Taming the tumours

Two new drugs being developed in the US show a lot of promise in halting the growth of tumours

 
Published: Saturday 15 March 1997

-- (Credit: Vishwajyoti)among the novel methods of combating cancer are some drugs that fight the disease by blocking blood supply to the cancerous cells. These drugs stop angiogenesis -- the process by which new blood capillaries grow to augment blood supply to growing tissues like tumours. Two new substances have been identified by Michael O'Reilly and his team from the Children's Hospital, Harvard Medical School in Boston, us, that prevent the endothelial cells, which line the walls of capillaries, from multiplying (Nature Medicine, Vol 2, No 6).

Malignant tumours are like revolting soldiers -- undisciplined and dangerous, refusing to obey any of the rules of normal, organised and disciplined cellular growth. Arresting this unregulated growth has been the objective of all cancer therapies. Anti-cancer drugs prevent such proliferation by stopping the division of cancerous cells, but in the process they also tend to arrest the growth of normal cells. Not surprisingly, bone marrow, hair follicles and the gut are seriously affected in people undergoing chemotherapy.

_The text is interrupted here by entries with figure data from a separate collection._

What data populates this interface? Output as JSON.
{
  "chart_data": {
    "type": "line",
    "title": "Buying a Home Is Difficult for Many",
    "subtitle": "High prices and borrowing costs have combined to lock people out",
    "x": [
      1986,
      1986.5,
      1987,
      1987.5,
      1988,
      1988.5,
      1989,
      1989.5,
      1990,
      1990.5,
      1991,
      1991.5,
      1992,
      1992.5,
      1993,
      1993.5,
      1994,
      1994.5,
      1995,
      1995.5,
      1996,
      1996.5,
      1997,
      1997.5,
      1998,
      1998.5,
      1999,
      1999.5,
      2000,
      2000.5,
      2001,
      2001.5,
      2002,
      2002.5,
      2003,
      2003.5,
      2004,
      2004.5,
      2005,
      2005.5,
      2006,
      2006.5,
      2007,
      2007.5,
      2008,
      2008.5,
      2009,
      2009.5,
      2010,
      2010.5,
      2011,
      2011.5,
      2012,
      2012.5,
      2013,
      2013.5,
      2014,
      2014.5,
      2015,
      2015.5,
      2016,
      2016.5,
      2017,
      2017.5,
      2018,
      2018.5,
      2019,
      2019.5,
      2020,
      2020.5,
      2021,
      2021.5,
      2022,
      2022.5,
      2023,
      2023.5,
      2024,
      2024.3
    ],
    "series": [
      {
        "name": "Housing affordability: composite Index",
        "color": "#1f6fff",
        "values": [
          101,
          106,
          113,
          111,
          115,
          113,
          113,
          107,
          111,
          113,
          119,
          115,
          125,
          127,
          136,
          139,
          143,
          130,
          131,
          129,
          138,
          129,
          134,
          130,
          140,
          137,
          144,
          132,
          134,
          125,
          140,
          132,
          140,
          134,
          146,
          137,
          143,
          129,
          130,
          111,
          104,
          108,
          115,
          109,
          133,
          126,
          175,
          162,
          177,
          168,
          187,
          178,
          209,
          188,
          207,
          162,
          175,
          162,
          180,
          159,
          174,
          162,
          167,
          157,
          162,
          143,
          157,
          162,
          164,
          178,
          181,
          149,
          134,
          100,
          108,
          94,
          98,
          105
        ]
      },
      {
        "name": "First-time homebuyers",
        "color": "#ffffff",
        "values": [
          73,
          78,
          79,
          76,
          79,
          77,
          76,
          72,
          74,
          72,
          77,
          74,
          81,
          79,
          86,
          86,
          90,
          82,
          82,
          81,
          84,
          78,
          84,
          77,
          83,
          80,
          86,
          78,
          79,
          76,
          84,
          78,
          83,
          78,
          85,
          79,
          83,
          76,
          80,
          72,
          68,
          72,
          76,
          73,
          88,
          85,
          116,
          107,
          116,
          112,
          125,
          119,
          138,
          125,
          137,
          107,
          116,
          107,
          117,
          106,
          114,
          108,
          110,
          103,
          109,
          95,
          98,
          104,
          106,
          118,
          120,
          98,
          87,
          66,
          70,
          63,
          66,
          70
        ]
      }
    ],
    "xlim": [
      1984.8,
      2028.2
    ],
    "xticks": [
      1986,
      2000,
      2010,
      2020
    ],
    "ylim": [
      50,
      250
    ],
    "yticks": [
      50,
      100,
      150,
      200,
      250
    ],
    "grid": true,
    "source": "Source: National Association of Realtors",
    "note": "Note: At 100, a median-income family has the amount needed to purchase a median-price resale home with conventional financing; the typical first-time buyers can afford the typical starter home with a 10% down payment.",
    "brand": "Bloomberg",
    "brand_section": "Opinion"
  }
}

The inhibition of angiogenesis is currently considered one of the hottest areas in cancer biology, offering new hopes of cancer treatment. As many as nine drugs are undergoing clinical trials in various stages of development. O'Reilly's group is concentrating on angiostatin and endostatin, two very promising drugs. So far, trials have shown that these drugs can decimate tumours (at least in mice). More importantly, they also seem to play an important role in keeping at bay the so-called secondary cancers, often considered more lethal than primary tumours.

Secondary tumours erupt in the body through a process called metastasis, which occurs when the proliferating cancer cells go beyond simple over-breeding. Once metastasis starts in the body of a cancer patient, it is nearly always fatal. This is because a single tumour can either be excised by surgery or decimated through radiation; secondary tumours, however, are too numerous and spread out to be dealt with by any of the conventional anti-cancer therapies.

Surprisingly, some primary cancers actually suppress the formation of secondary cancers in the body through a process known as dormancy. In such cases, the secondary cancers erupt only when the primary one is removed from the body. Thus, such primary cancers are known to be more effective in checking the spread of secondary ones than even the most potent drugs now known.

O'Reilly found this out while investigating how primary tumours manage to do this marvellous job. His premise was that primary tumours secrete some 'suppressor' substances of their own to keep secondary tumours at bay. To check this hypothesis, the Harvard group implanted a cancer called Lewis lung carcinoma into mice. Mice with the Lewis cancer cells did not initially develop secondary cancers. However, when these cells were removed, the secondary cancers quickly made their appearance.

O'Reilly's team first extracted such suppressor substances from the urine of the mice along with Lewis cells. The purified proteins were injected separately into mice in which the transplanted Lewis cancer cells had been removed. The protein extract was able to check the spread of secondary tumours.

Angiostatin and endostatin work quite well on their own; but together they form an even more potent anti-tumour combination. However, it is not clear as to how exactly these molecules work although their mode of action is by stopping the endothelial cells from spawning new blood vessels. Both the molecules are obviously fragments of larger proteins that serve other functions in endothelial cells. Angiostatin is made from one of the proteins that causes the blood to clot. Endostatin is derived from collagen, a protein that helps the walls of blood vessels to hold together and also gives them the elasticity.

Why there is a need for the tumour cells to create these molecules that prevent their spread in the body is still a mystery.

Scientists are also trying to understand how angiostatin and endostatin communicate with the cells, as the signalling mechanisms of angiogenesis promoting the formation of new blood vessels and thus tumour growth are far stronger.